The Russia based MEPhl scientists, along with institutional collaborators, have developed hypersensitive sensory transducers that can pave the way for ultrasensitive control in biomedicine arena and other similar spheres.
FREMONT, CA: The National Research Nuclear University MEPhl scientists have successfully made hypersensitive sensory transducers for imparting ultrasensitive control in functions like biomedicine and other aspects.
These sensors technology utilize Fourier nano transducers, besides single-layer architecture of gold nanoparticles that are fixed on the surface as nano-periodic structures in such a way that its illumination can cause a plasmon disruption within the metal system.
The transducers, thus created, would be equipped with an ability to concentrate the light wave’s electric field into a high-thin layer. This process is carried out to derive detailed information on its optical properties, including specially coded correlations and ratios between the lightwave phases. Later, the electric field is further transmitted to diffracted or reflected light rays.
The lightwave concentration, phase information transition, and coding enables the desired sensitivity of the whole system to alterations in the optical nature of super-thin layers that include 2D materials' atomic layers, in addition to molecular layers of biomaterials on biosensors' surface.
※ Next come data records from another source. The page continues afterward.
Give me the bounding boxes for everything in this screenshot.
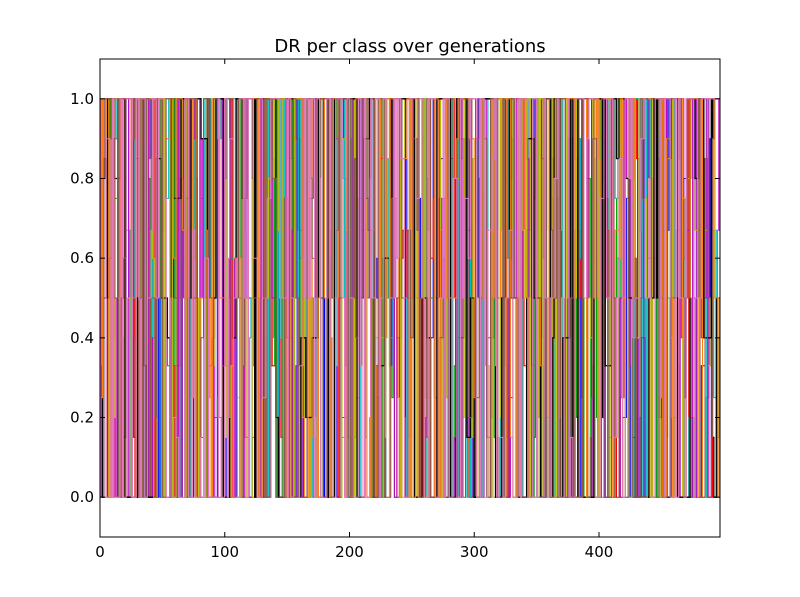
x-tick-label: 100 (210, 543, 239, 561)
chart-title: DR per class over generations (274, 36, 545, 57)
x-axis: 0 100 200 300 400 (95, 59, 613, 561)
x-tick-label: 300 (460, 543, 489, 561)
series-line-10 (100, 98, 720, 498)
y-tick-label: 0.4 (70, 329, 94, 347)
y-tick-label: 1.0 (70, 90, 94, 108)
plot-area (100, 98, 720, 498)
y-tick-label: 0.2 (70, 409, 94, 427)
y-axis: 0.0 0.2 0.4 0.6 0.8 1.0 (70, 90, 720, 506)
y-tick-label: 0.0 (70, 488, 94, 506)
plot-frame (99, 58, 721, 538)
y-tick-label: 0.8 (70, 170, 94, 188)
y-tick-label: 0.6 (70, 249, 94, 267)
x-tick-label: 200 (335, 543, 364, 561)
x-tick-label: 0 (95, 543, 105, 561)
x-tick-label: 400 (585, 543, 614, 561)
By achieving such hypersensitivity, it is possible to produce innovative methodologies to identify chloramphenicol, an antibiotic largely used in food and medicine manufacturing. Proper detection of this antibiotic is crucial to controlling the concentration of it in food products as it can cause cardio dysfunctions and cancerous growth.
The extensive study has also demonstrated that the Fourier nano transformers are able to promote the possibilities of identifying the antibiotic thousands of times more as compared to standard practices of carrying out the same. Early identification of the substance can have several benefits, including early diagnosis of critical illness, ultrasensitive doping control, and food quality monitoring.